Chris Cox, executive director of the National Rifle Association's Institute for Legislative Action, called the action "a significant step forward in having hunting receive the recognition it deserves as a tool of sound wildlife management, which had been all but buried in the previous administration."

Cox said, "By lifting the import ban on elephant trophies in Zimbabwe and Zambia the Trump administration underscored, once again, the importance of sound scientific wildlife management and regulated hunting to the survival and enhancement of game species in this country and worldwide."

Trump's hunter sons

President Donald Trump's two adult sons are avid trophy hunters. 
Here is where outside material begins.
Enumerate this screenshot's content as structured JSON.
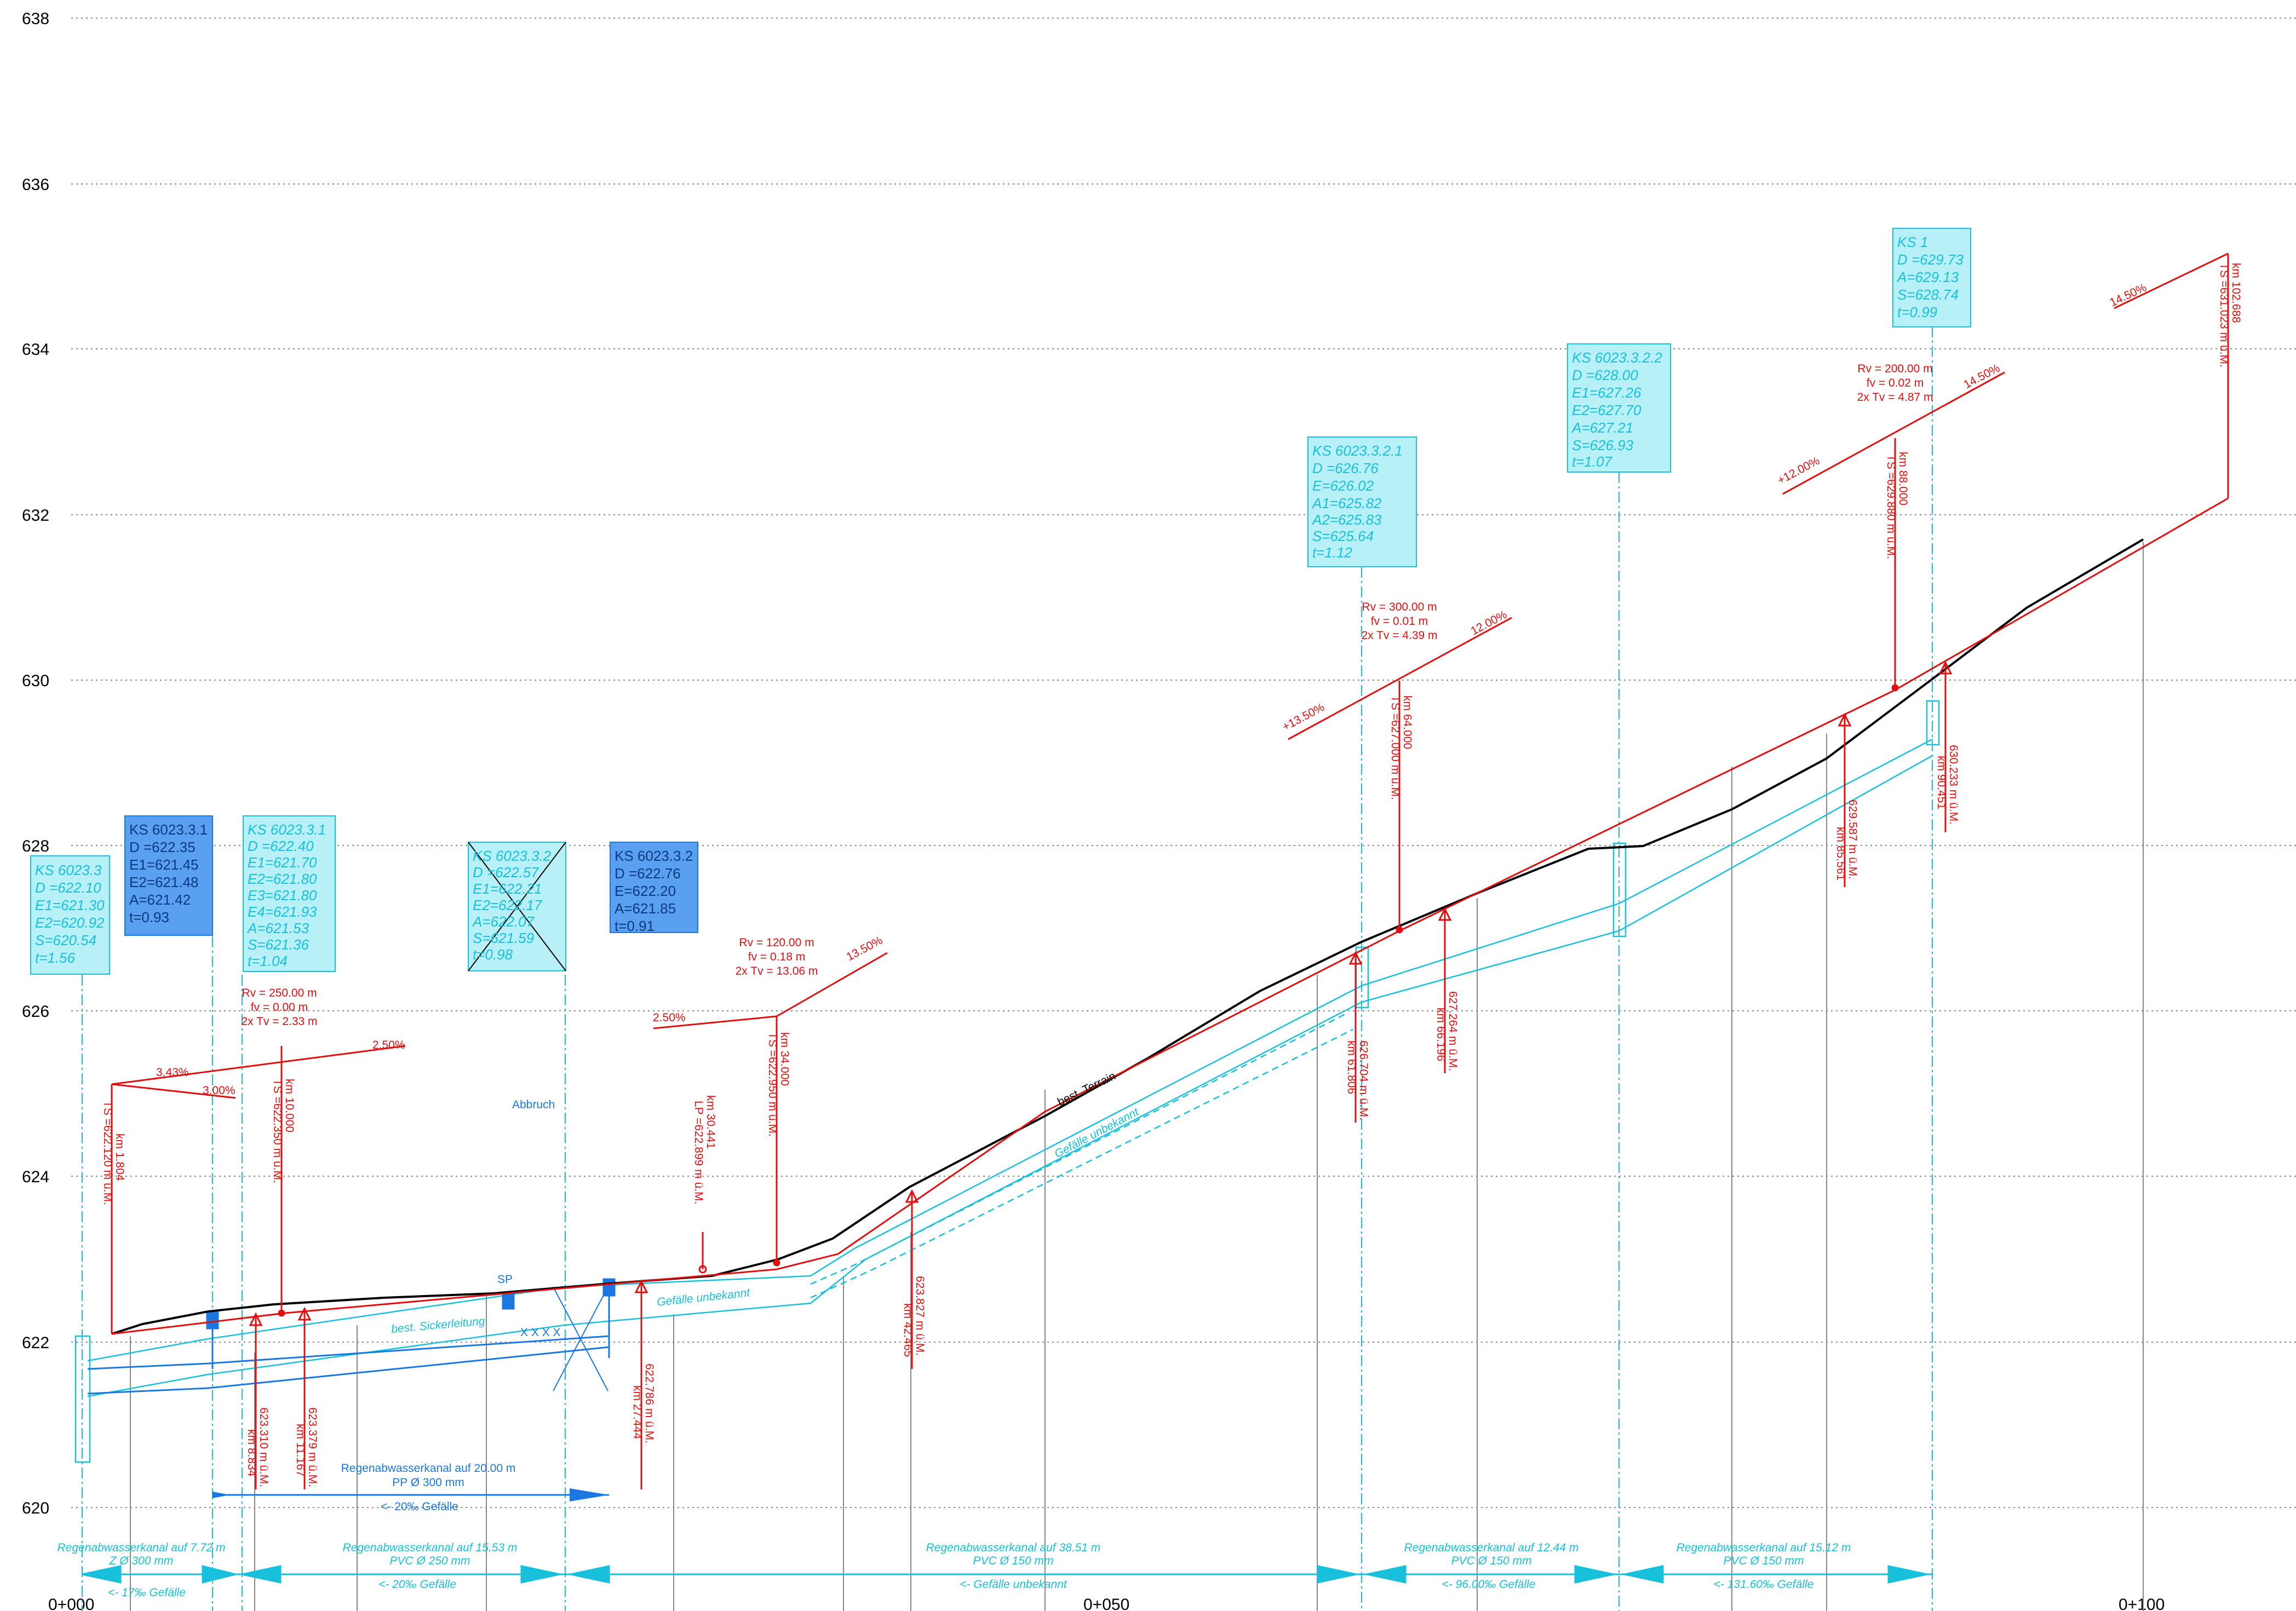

A photo of Donald Trump Jr holding a knife and the bloody severed tail of an elephant he reportedly killed in Zimbabwe in 2011 also sparked outrage among animal rights activists. 

White House spokeswoman Sarah Huckabee Sanders on Thursday referred questions about the policy change to the Fish and Wildlife Service, saying no announcement had yet been "finalised." 

The agency said the formal announcement of the policy will be published in the Federal Register on Friday.

Illegal poaching

The world's largest land mammal, the African elephant has been classified as threatened under the US Endangered Species Act since 1979.

Illicit demand for elephant ivory has led to devastating losses from illegal poaching as the natural habitat available for the animals to roam has also dwindled by more than half. 

As a result, the number of African elephants has shrunk from about five million a century ago to about 400,000 remaining. And that number continues to decline each year.

According to the United Nations, as many as 100,000 African elephants were killed between 2010 and 2012. For forest elephants, the population declined by an estimated 62 percent between 2002 and 2011.